5) Be willing to compromise. A relationship is all about give and take. Living together is a stark reminder of the small sacrifices and concessions that need to be made if you want to remain together. Equally, there should be compromise on his behalf too.
6) Split the bills. If one partner is financially supporting the other it can lead to all sorts of ammunition should the situation turn sour. There are few excuses to not pull weight when it comes to paying the bills. You should always aim to keep some sort of financial independence.
7) Before you move in together set down some ground rules or standards so you each know what you’re going into before its too late. Talk them through and come to an agreement on them. Discuss everyday things such as cooking, grocery shopping, tv usage, phone and internet needs, private time etc.
8) Take a few trial runs before committing to a lease arrangement. Go on a few holidays together or try to arrange living under the same roof for a month with either with some friends or a short term rental arrangement.
9) Discuss visitations from friends and family. It’s inevitable that at some stage you’ll be having guests that the other doesn’t get along with. Some friends and families feel that it is their right to arrive unannounced and help themselves to your space, time and fridge. Get some ground rules squared for how visitations are to be handled.
10) Avoid smothering. Getting some time away from each other remains an important part of any relationship. Don’t cut ties with your friends. One of the ultimate killers of a relationship is spending too much time with each other. Getting away from your partner is a good way of getting balance and putting any issues into perspective.

Ten Tips for Surviving Living with Your Girlfriend

1) When you’re finished… toilet seat… down. Always. It is one of the simplest steps to keeping the peace.

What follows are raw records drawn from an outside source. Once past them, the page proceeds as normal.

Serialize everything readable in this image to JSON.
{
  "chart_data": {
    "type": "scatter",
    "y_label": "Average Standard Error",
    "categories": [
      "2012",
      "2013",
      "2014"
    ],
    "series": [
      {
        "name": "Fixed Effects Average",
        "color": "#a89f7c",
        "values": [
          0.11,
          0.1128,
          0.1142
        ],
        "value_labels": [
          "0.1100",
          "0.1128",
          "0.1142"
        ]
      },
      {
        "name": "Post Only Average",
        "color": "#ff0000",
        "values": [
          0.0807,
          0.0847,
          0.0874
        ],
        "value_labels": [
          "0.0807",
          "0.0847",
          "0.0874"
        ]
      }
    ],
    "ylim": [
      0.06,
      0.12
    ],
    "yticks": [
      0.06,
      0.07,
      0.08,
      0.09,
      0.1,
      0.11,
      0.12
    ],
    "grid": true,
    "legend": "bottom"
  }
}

2) Be respectful of the shared space. There’s no need to get permission to have your friends around for beers and pizza in front of the TV, but make sure you let your girlfriend know. If she’s get to get up early the next morning keep the noise low when she does to bed and clean up after yourself. Basically use common sense.
3) Do your fair share of housework. You’ll probably be able to figure out between yourselves who does what. Make sure whatever you are responsible for gets done and done properly.

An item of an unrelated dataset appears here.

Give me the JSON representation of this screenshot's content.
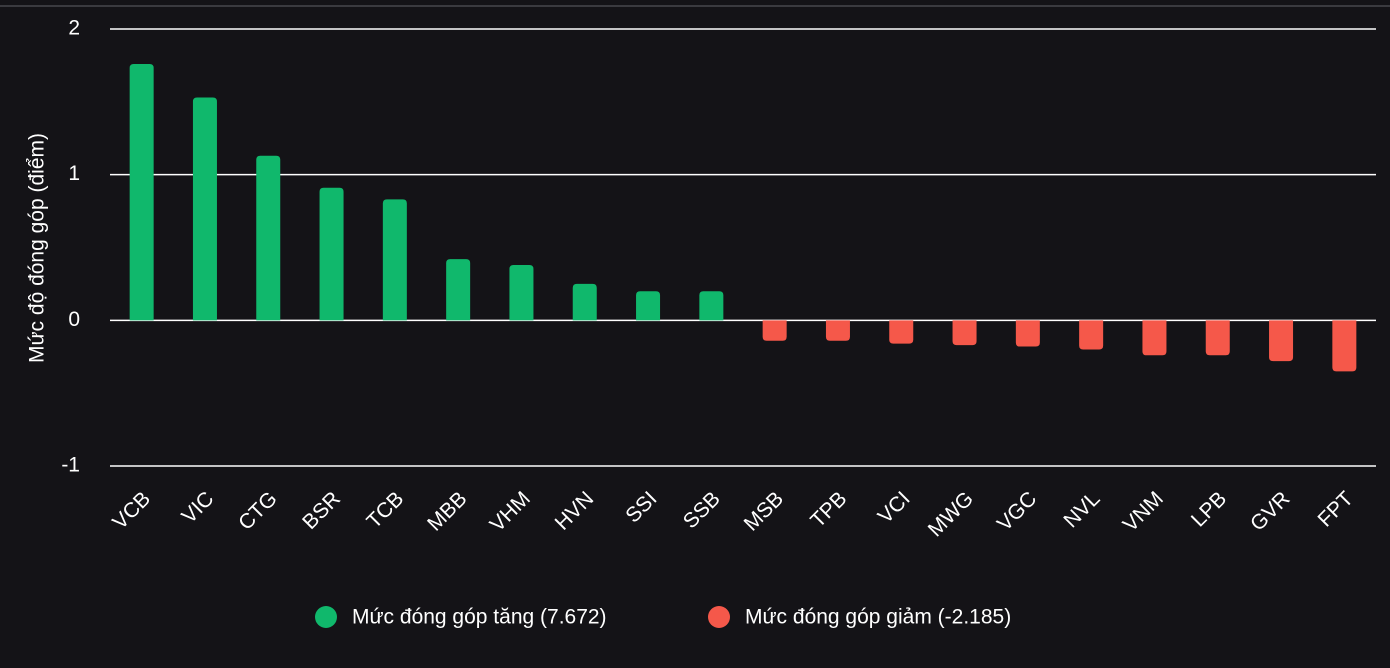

4) Maintain a decent level of cleanliness. There’s no need to be a neat freak, however slobiness is never attractive.
5) Keep in touch with your mates. The key to any long term relationship is scheduling time exclusively with your partner, but having some fun alone with your friends is just as important. You’ll keep a sense of independence which is important.
6) Accept that living with someone is a bit of give and take. Your visions of the ideal bachelor pad are probably not concurrent with your girlfriend’s ideas for interior design. Get together and compromise on what your living spaces are going to be like.
7) No matter where it is hidden, if you have porn it is guaranteed to be found. If there is anything in your closet that needs to be discussed, discuss it before it is found.
8) The biggest complain that occurs when couples move in together is that the relationship becomes very domestic and the partner feels taken for granted. Just because you are living together does not mean that you and your girlfriend have to stop dating. Arrange special nights out and continue to behave as you were before you moved in together.
9) A few little things can go a long way. Occasionally prepare a home cooked meal for when she returns home, offer to make a cup of tea, buy some flowers anything to let her know you are thinking of her.
10) If the idea of totally giving up your personal space is too much come to a compromise. If you can afford it get a two bedroom place until you settle into the idea of living under the same roof. Sharing a place with some other friends can keep thing casual to start out. However, remember that the infancy of your coupledom life is going to be shared with your friends. Every fight and problem is going to be public knowledge.